Em Busca do Tesouro: peça sobre seringueiro atrai mais de 600 pessoas em Cruzeiro do Sul

O Grupo Arvoredo apresenta a jornada de José Gabriel da Costa oferecendo uma visão da cultura dos seringueiros

O espetáculo teatral “Em Busca do Tesouro”, apresentado no último final de semana, 13 e 14 de abril, atraiu cerca de 300 espectadores em cada noite. A peça, financiada pela Fundação de Cultura Elias Mansour – FEM, conta a história do seringueiro José Gabriel da Costa.

A peça conta a história de José Gabriel da Costa, também conhecido como Mestre Gabriel/Foto: Juruá Online

Ao Juruá Online, nomes que fazem parte do projeto falaram sobre a força da jornada retratada nos palcos, além de como a apresentação abre debates sobre esta época e os trabalhadores que a protagonizaram, por meio também de uma roda de conversa conduzida após a obra.

“Além de nos fazer lembrar da importância dos seringueiros, traz a história do Mestre Gabriel, que foi um seringueiro que conseguiu vencer e que trouxe a União do Vegetal”, relata Sofia Gonçalves, de 17 anos, uma das contribuintes da organização.

O Grupo Arvoredo, vinculado ao projeto de extensão Grute-Ufac, encena uma produção baseada em uma ampla pesquisa histórica sobre a formação da Amazônia, destacando a influência dos nordestinos nos seringais durante a Segunda Guerra Mundial.

As apresentações são de classificação livre e gratuitas/Foto: Reprodução

A peça conta a história de José Gabriel da Costa, também conhecido como Mestre Gabriel, nascido em 10 de fevereiro de 1922, em Coração de Maria, Bahia, em uma família católica. 
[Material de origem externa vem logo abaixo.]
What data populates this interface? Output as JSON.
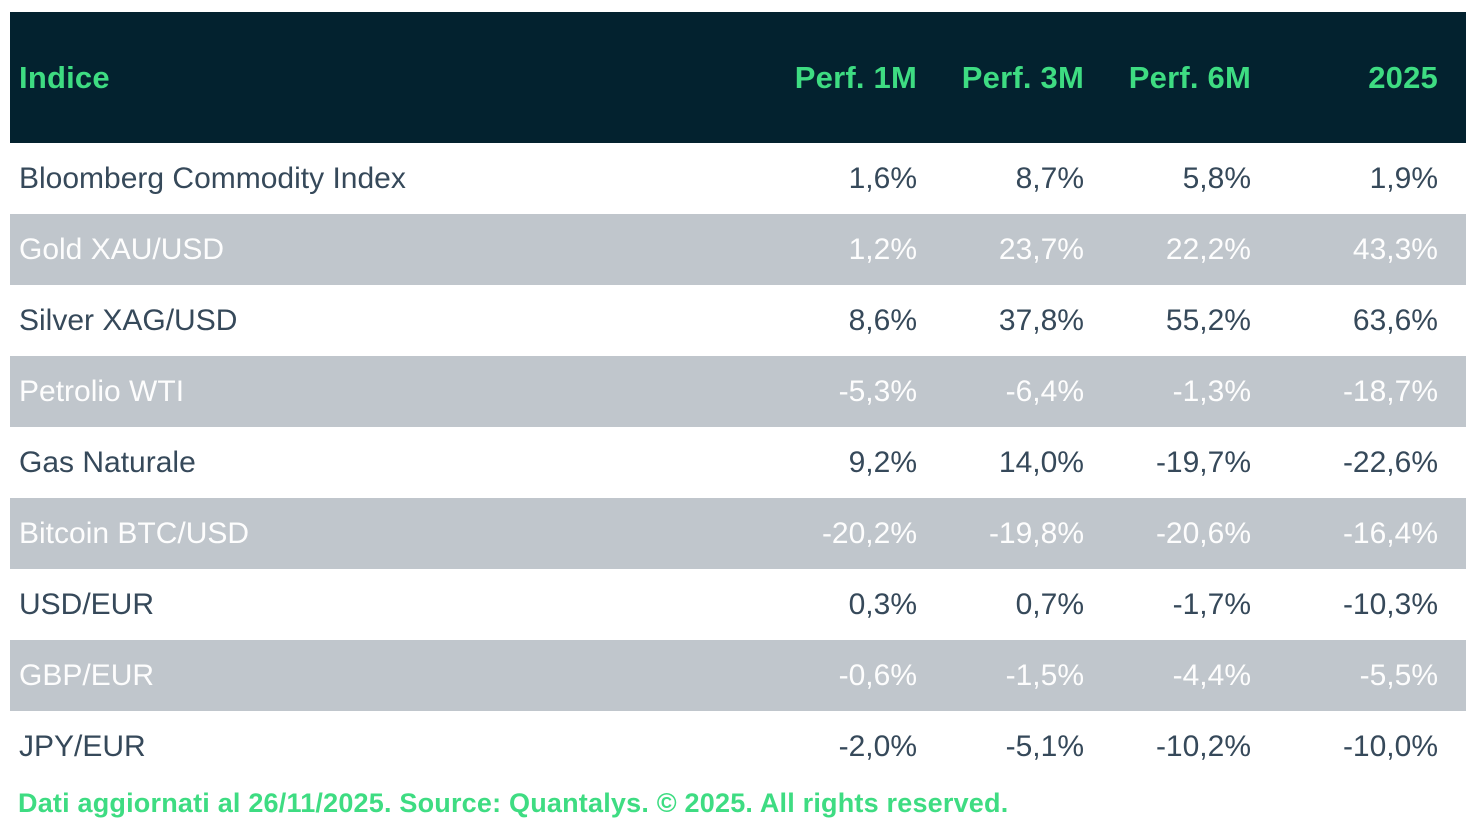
{
  "table": {
    "columns": [
      "Indice",
      "Perf. 1M",
      "Perf. 3M",
      "Perf. 6M",
      "2025"
    ],
    "rows": [
      {
        "name": "Bloomberg Commodity Index",
        "values": [
          "1,6%",
          "8,7%",
          "5,8%",
          "1,9%"
        ]
      },
      {
        "name": "Gold XAU/USD",
        "values": [
          "1,2%",
          "23,7%",
          "22,2%",
          "43,3%"
        ]
      },
      {
        "name": "Silver XAG/USD",
        "values": [
          "8,6%",
          "37,8%",
          "55,2%",
          "63,6%"
        ]
      },
      {
        "name": "Petrolio WTI",
        "values": [
          "-5,3%",
          "-6,4%",
          "-1,3%",
          "-18,7%"
        ]
      },
      {
        "name": "Gas Naturale",
        "values": [
          "9,2%",
          "14,0%",
          "-19,7%",
          "-22,6%"
        ]
      },
      {
        "name": "Bitcoin BTC/USD",
        "values": [
          "-20,2%",
          "-19,8%",
          "-20,6%",
          "-16,4%"
        ]
      },
      {
        "name": "USD/EUR",
        "values": [
          "0,3%",
          "0,7%",
          "-1,7%",
          "-10,3%"
        ]
      },
      {
        "name": "GBP/EUR",
        "values": [
          "-0,6%",
          "-1,5%",
          "-4,4%",
          "-5,5%"
        ]
      },
      {
        "name": "JPY/EUR",
        "values": [
          "-2,0%",
          "-5,1%",
          "-10,2%",
          "-10,0%"
        ]
      }
    ]
  },
  "footer": {
    "text": "Dati aggiornati al 26/11/2025. Source: Quantalys. © 2025. All rights reserved."
  },
  "colors": {
    "header_bg": "#03222F",
    "accent_green": "#3EDC82",
    "stripe_bg": "#C0C6CC",
    "row_text": "#36495A"
  },
  "chart_data": {
    "type": "table",
    "title": "Indice",
    "columns": [
      "Indice",
      "Perf. 1M",
      "Perf. 3M",
      "Perf. 6M",
      "2025"
    ],
    "rows": [
      [
        "Bloomberg Commodity Index",
        1.6,
        8.7,
        5.8,
        1.9
      ],
      [
        "Gold XAU/USD",
        1.2,
        23.7,
        22.2,
        43.3
      ],
      [
        "Silver XAG/USD",
        8.6,
        37.8,
        55.2,
        63.6
      ],
      [
        "Petrolio WTI",
        -5.3,
        -6.4,
        -1.3,
        -18.7
      ],
      [
        "Gas Naturale",
        9.2,
        14.0,
        -19.7,
        -22.6
      ],
      [
        "Bitcoin BTC/USD",
        -20.2,
        -19.8,
        -20.6,
        -16.4
      ],
      [
        "USD/EUR",
        0.3,
        0.7,
        -1.7,
        -10.3
      ],
      [
        "GBP/EUR",
        -0.6,
        -1.5,
        -4.4,
        -5.5
      ],
      [
        "JPY/EUR",
        -2.0,
        -5.1,
        -10.2,
        -10.0
      ]
    ],
    "units": "percent",
    "note": "Dati aggiornati al 26/11/2025. Source: Quantalys. © 2025. All rights reserved."
  }
}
Desde jovem, mostrou grande inteligência e interesse em assuntos espirituais e religiosos. Aos 22 anos, deixou sua cidade natal para se tornar seringueiro na Amazônia, enfrentando desafios e adversidades.

Talissa, uma das atrizes da peça, compartilhou sua experiência positiva, descrevendo como o processo de preparação a ajudou a se desenvolver tanto artisticamente quanto pessoalmente. 

“Nessa preparação, eu comecei a me perceber mais, perceber meu corpo, minha voz, minha presença nos lugares. Porque para você apresentar no teatro precisa estar atenta. Foi um processo muito bonito, muito rico e muito pessoal”, disse ela.